Reading the ending of Exit West, one scene in particular stood out to me. Starting on page 207, Hamid opens a narrative about an old woman who has lived in the same house in Palo Alto nearly all her life. Hamid puts forth effort into ensure that the reader establishes an emotional connection with this women. A tone of melancholy and lonesomeness is created through descriptions of the old women only maintaining contact with a single granddaughter (208).
But what makes this character so interesting is that she represents, in some sense, the collective push back on migration. Hamid creates a whole novel dedicated to the idea that migration is inevitable and should be met with open arms.
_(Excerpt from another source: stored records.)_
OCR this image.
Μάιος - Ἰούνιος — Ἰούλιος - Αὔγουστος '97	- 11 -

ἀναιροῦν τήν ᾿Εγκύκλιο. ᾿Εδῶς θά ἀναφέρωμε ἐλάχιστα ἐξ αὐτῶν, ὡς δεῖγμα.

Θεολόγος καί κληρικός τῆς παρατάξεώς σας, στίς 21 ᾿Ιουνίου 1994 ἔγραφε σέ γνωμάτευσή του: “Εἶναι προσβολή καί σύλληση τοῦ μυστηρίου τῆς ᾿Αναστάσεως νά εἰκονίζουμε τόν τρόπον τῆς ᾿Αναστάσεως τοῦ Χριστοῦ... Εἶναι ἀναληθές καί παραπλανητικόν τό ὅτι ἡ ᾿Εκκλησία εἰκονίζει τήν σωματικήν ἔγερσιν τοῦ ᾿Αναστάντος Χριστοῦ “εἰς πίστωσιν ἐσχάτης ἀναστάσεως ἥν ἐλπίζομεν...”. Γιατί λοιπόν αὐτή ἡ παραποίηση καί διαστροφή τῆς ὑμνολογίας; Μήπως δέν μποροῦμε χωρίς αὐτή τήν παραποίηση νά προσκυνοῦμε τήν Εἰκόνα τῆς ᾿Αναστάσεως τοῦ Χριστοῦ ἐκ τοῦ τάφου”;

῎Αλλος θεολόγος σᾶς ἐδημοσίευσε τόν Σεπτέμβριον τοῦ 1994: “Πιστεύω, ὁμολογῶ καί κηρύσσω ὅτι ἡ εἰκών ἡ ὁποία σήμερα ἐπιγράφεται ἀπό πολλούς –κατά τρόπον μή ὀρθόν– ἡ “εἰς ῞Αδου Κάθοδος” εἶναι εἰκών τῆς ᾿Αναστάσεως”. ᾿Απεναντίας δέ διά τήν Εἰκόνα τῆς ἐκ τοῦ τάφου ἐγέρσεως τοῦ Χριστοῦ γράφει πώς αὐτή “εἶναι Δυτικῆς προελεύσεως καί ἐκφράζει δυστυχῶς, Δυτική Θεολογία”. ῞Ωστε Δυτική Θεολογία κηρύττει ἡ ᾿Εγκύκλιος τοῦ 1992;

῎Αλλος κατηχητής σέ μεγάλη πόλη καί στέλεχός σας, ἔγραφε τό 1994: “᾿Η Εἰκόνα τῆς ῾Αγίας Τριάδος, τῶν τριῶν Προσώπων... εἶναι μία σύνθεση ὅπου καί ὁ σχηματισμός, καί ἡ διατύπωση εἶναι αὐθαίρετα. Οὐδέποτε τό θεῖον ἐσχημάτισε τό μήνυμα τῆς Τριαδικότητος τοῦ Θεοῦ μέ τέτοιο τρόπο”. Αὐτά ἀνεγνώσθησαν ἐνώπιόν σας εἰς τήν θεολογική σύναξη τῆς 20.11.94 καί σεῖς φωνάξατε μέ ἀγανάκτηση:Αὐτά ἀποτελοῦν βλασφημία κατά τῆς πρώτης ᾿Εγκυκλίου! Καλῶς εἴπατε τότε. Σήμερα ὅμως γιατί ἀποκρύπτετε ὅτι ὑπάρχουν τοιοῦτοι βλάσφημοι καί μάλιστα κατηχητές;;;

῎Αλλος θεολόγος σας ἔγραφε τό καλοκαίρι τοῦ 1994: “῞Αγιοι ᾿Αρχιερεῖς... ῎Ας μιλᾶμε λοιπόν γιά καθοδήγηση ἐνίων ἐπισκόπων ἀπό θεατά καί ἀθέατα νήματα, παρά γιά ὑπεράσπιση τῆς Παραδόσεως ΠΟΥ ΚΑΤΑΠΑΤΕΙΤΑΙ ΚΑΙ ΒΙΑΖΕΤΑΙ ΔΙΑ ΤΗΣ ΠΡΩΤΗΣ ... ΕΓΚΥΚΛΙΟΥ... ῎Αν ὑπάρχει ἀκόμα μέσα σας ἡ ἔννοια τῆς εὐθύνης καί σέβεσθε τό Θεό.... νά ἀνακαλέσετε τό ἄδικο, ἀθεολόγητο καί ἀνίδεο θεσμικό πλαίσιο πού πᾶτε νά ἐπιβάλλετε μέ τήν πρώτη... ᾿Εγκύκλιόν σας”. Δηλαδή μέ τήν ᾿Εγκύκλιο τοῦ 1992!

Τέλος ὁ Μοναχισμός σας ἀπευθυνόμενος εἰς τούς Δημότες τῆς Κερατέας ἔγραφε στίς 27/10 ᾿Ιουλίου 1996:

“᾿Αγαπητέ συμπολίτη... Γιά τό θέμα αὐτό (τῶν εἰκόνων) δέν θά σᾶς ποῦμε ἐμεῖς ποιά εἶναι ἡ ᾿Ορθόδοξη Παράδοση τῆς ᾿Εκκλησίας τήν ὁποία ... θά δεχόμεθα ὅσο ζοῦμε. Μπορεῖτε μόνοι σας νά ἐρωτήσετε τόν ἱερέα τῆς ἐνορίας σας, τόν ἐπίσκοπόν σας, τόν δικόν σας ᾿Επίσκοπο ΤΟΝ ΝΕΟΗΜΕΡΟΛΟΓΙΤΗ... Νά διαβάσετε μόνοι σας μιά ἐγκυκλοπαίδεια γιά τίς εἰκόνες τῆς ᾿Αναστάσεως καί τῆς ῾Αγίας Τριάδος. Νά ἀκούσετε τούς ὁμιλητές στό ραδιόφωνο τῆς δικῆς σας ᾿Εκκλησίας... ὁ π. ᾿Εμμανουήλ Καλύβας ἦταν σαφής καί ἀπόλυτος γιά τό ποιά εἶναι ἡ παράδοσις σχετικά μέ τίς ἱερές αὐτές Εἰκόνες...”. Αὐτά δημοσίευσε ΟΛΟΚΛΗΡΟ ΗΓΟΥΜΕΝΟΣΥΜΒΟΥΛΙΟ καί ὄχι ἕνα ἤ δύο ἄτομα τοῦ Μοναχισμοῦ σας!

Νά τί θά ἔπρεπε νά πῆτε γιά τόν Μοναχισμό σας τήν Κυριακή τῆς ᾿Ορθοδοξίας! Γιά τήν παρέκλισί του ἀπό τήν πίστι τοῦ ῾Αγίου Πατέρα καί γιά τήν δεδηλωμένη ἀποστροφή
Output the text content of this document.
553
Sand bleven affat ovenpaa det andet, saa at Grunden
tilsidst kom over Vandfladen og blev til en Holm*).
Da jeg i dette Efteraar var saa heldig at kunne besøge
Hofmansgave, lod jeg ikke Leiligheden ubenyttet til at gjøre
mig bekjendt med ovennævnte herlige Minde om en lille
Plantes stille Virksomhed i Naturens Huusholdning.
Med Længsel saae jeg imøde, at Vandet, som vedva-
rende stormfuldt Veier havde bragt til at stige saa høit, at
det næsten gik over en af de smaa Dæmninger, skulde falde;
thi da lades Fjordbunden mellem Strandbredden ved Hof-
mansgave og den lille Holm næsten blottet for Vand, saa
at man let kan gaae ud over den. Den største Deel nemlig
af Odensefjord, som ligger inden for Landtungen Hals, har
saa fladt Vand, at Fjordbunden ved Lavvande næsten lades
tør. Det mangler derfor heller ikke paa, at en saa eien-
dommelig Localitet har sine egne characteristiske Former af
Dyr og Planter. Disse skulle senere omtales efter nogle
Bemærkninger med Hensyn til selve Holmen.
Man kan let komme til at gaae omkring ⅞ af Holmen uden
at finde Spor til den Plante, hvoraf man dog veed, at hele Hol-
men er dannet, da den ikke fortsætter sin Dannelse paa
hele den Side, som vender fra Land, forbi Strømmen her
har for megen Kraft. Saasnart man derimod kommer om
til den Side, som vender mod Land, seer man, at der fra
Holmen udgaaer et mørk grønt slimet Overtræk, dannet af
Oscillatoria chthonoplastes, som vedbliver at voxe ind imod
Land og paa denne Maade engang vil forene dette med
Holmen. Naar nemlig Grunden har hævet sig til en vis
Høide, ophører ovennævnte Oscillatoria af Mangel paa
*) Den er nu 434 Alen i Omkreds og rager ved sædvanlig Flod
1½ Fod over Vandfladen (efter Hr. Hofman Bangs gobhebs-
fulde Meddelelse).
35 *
The old women, albeit somewhat subtly, shows disdain for those around her, “All sorts of strange people were around, people who looked more at home than she was.” Although she is not an extremist, the old woman provides insight into the mind of the native. From her point of view the collective migration has left her feeling displaced and somewhat uncomfortable and though she doesn’t act on these feelings, they are a muted version of the sentiment of the native who confront the migrants.
I liked how Hamid waiting until the end of the novel to put us in the shoes of the native. The concluding line of this short narrative was, “We are all migrants through time” (209). This impactful, for me, echoed back to a brief conversation that happened in the book were Saeed reflects on the idea that those who claimed to be native of the united states and that the true natives were scarce.